Freeing Savchenko was only one step, and several points of the Minsk agreement haven't been fulfilled--such as handing control of the Russian–Ukrainian border to Ukraine--while several have been fulfilled only partially. For example, even though a ceasefire has been announced, armed confrontations take place each day in Donbas, said Rinkēvičs.
"Lifting sanctions is possible only when the Minsk agreement will be fulfilled," said the Latvian Foreign Minister.
He said that there are other Russian citizens in Ukraine that have not been freed, and while releasing Savchenko is a welcome step, it's no reason to cause a significant turn in relations with Russia.
Rinkēvičs said that sanctions are likely to be continued, judging by what has been said in EU and NATO Foreign Ministers' meetings.
He also called the exchange of Savchenko a "sporadic act", saying that only time will tell whether Russia is ready to normalize the situation in Donbas.
In February 2014 Russia occupied the Crimean peninsula, part of Ukraine. In March, Crimea was illegally annexed.

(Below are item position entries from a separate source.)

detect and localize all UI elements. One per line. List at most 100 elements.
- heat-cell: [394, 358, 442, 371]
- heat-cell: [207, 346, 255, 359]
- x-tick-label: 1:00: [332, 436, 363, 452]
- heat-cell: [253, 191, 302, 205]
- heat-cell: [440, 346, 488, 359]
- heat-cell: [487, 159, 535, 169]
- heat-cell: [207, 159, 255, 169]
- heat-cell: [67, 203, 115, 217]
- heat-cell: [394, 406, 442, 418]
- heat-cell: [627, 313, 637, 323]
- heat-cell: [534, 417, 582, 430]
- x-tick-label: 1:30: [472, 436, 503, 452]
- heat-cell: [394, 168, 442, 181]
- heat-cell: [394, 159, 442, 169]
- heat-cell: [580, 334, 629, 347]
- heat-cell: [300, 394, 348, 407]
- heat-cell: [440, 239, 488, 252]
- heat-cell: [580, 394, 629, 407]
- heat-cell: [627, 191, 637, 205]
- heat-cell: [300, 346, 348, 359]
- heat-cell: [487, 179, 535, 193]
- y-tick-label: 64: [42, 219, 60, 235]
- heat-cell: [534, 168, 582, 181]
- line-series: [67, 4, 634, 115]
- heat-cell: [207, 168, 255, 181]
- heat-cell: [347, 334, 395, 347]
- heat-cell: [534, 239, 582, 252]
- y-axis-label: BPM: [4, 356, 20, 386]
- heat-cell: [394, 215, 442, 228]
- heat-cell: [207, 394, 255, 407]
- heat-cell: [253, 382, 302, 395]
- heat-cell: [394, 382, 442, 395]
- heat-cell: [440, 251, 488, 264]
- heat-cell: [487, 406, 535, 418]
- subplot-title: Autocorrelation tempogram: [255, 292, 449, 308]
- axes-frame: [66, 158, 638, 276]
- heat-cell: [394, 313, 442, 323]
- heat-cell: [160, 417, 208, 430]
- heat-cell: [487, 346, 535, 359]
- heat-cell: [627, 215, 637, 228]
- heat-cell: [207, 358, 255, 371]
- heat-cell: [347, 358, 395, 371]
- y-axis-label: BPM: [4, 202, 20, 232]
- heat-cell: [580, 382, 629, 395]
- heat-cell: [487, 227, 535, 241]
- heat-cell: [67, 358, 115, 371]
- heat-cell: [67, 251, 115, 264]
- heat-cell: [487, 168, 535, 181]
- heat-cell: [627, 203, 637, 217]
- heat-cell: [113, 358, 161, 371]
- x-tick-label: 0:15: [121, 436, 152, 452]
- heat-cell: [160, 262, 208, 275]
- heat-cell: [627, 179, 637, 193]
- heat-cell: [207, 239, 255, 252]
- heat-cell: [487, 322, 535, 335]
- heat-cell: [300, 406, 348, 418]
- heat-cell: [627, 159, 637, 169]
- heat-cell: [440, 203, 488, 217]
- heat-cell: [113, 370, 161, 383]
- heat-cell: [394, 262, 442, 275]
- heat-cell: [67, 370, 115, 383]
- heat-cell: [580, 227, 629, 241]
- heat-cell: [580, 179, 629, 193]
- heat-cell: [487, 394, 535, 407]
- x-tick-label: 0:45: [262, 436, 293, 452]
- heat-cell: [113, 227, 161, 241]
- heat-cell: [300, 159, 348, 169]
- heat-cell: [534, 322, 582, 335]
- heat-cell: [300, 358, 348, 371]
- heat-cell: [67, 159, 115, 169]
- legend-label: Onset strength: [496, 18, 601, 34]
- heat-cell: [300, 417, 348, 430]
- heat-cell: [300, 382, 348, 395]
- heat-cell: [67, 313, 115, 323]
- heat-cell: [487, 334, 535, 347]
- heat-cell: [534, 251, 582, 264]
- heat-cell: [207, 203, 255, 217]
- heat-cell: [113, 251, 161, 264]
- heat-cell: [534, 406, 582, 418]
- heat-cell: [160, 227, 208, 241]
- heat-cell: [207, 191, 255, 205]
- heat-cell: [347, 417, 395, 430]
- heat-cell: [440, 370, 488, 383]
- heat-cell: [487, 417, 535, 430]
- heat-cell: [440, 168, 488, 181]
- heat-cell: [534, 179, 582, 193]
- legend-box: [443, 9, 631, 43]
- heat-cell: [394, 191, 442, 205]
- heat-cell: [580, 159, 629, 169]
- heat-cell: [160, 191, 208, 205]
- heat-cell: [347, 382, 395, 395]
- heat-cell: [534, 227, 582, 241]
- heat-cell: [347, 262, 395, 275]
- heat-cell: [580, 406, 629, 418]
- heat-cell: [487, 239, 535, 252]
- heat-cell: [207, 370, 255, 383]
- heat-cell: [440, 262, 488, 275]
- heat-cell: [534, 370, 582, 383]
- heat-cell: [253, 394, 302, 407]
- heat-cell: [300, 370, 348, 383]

Russia has also been backing a separatist movement in Eastern Ukraine.
In response to Russia's aggression in Ukraine, the EU, the United States, and other Western countries have imposed sanctions against Russia's top officials, Kremlin associates, and Russia's financial, defense, and energy sectors.
On 21 December 2015, the Council of the European Union prolonged economic sanctions against Russia until 31 July 2016. In March the United States extended sanctions for another year.
Russian counter-sanctions prohibit the import of EU food products.